Es gibt noch andere Protokolle, die aber ähnliche Dinge tun: DFRN, Diaspora Network, OStatus und ZOT. Einige Dienste unterstützen mehrere Protokolle. So wird eine Verbindung zwischen den verschiedenen Netzwerken hergestellt. Die Gesamtheit dieser Systeme nennt man Fediverse.
Der notorische Auto-Vergleich
Vielleicht kann man sich das vorstellen wie ein Verkehrssystem: Es gibt Fußgängerwege, Fahrradwege, Straßen, Autobahnen und Gleise. Das sind die Protokolle. Das Protokoll für die Fußgängerweg sagt, dass man da nur zu Fuß gehen darf – aber zum Beispiel mit einem Kinderwagen und einem Gehwagen. Auf der Straße fahren Autos, Motorräder und LKW. Auf den Gleisen fährt die Bahn. Die Fortbewegungsmittel sind die Dienste. Man kann Autos aber auch auf einen Zug laden und so über die Gleise transportieren. Der „Dienst“ Auto kann also mehrere „Protokolle“ bedienen.

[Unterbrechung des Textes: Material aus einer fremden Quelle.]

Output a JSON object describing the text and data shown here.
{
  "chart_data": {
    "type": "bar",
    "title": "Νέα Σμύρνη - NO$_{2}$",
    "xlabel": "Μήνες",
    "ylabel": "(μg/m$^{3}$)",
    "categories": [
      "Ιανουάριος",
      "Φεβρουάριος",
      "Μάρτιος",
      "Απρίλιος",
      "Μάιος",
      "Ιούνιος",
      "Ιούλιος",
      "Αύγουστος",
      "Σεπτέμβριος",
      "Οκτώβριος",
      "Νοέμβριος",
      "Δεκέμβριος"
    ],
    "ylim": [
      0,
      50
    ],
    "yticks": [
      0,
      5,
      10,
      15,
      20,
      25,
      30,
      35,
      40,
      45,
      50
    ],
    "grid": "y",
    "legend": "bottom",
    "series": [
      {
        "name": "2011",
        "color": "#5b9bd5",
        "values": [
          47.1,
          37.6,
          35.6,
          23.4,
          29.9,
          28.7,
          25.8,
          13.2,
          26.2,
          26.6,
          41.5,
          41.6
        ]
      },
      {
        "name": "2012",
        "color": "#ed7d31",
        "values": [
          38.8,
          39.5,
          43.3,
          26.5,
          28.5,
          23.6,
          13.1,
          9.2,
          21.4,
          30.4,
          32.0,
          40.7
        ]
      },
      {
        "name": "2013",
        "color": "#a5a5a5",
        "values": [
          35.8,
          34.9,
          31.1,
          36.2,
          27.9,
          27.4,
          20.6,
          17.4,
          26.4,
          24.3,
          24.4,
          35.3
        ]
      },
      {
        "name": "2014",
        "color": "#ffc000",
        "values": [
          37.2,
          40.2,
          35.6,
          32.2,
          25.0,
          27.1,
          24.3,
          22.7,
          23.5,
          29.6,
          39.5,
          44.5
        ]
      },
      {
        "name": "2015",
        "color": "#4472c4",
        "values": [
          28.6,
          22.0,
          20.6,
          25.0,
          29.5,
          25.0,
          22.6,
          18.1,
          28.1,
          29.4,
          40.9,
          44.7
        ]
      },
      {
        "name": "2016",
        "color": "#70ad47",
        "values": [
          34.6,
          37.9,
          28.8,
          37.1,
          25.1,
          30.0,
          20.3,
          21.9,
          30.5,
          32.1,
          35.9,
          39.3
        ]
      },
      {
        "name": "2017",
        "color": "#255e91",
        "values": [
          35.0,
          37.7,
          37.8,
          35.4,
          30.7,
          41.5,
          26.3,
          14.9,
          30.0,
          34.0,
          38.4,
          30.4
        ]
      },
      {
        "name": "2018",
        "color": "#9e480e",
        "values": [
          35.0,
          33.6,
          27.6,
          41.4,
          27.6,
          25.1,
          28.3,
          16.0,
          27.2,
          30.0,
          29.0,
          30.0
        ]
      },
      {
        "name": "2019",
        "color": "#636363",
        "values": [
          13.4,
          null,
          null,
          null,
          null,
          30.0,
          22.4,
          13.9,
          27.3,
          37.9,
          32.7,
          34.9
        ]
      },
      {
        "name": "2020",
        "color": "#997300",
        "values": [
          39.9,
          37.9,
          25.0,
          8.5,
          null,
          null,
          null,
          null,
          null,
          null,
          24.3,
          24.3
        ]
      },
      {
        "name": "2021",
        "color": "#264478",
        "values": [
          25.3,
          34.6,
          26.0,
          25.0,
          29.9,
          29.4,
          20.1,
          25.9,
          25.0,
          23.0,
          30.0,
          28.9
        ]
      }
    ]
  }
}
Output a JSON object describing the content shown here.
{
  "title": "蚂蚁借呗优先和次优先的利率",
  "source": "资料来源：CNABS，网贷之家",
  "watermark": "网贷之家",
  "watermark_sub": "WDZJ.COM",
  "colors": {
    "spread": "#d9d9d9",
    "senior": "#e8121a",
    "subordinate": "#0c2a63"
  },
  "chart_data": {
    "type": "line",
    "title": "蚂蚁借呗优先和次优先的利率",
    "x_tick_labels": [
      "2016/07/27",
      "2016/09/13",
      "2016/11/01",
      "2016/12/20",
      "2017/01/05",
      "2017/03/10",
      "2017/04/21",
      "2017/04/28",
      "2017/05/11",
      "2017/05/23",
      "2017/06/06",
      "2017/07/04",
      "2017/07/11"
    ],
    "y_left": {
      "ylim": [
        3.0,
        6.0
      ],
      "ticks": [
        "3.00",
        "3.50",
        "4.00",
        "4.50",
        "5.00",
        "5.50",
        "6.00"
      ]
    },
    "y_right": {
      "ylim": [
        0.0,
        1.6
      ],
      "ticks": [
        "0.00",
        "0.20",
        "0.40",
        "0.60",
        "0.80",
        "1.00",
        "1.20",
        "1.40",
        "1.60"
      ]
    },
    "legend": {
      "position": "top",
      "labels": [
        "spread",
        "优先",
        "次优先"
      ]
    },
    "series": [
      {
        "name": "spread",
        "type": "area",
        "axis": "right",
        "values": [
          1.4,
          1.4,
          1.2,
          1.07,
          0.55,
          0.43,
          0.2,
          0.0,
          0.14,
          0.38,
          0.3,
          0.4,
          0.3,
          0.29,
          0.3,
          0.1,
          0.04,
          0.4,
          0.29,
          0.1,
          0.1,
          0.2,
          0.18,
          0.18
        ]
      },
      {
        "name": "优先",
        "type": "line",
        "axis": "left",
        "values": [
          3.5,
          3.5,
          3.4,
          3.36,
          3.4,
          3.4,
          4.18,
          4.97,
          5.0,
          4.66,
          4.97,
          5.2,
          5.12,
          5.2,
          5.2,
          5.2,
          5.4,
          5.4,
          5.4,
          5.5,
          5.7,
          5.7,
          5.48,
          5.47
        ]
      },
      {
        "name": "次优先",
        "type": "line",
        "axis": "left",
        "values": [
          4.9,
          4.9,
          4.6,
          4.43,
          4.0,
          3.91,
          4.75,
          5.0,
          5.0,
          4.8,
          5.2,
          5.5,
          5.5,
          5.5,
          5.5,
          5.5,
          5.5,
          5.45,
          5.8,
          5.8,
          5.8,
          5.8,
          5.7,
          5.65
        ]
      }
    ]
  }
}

Im Fediverse gibt es Kurznachrichtendienste, die in einigen Aspekten mit Twitter vergleichbar sind wie Mastodon, GNU Social und Pleroma. Es gibt Facebook-artige Soziale Netzwerke wie friendica oder diaspora. Mit Pixelfed gibt es eine Foto-Community, die so ähnlich funktioniert wie Instagram. Es gibt zum Beispiel mit Peertube einen Video-Dienst. Oder ein freies Pendant zu Reddit mit Lemmy. Eine umfangreiche Übersicht über die Dienste und die Erreichbarkeit untereinander gibt es in der Wikipedia.
Mehr Dienste als User?
Mastodon dürfte mit fast 3000 Servern und zwischen 3 und 4 Millionen Usern der Dienst sein, der am meisten genutzt wird. Warum braucht man also all diese anderen Dienste? Im Internet strebt doch ohnehin alles immer zum Größten Dienst. Im Fediverse hat man aber die freie Wahl. Ein Mastodon-Account kann auch einfach einem Pixelfed-Account folgen. Friendica überstützt sogar bis auf ZOT alle Protokolle, so dass jemand mit einem Friendica-Account fast dem gesamten Fediverse folgen kann.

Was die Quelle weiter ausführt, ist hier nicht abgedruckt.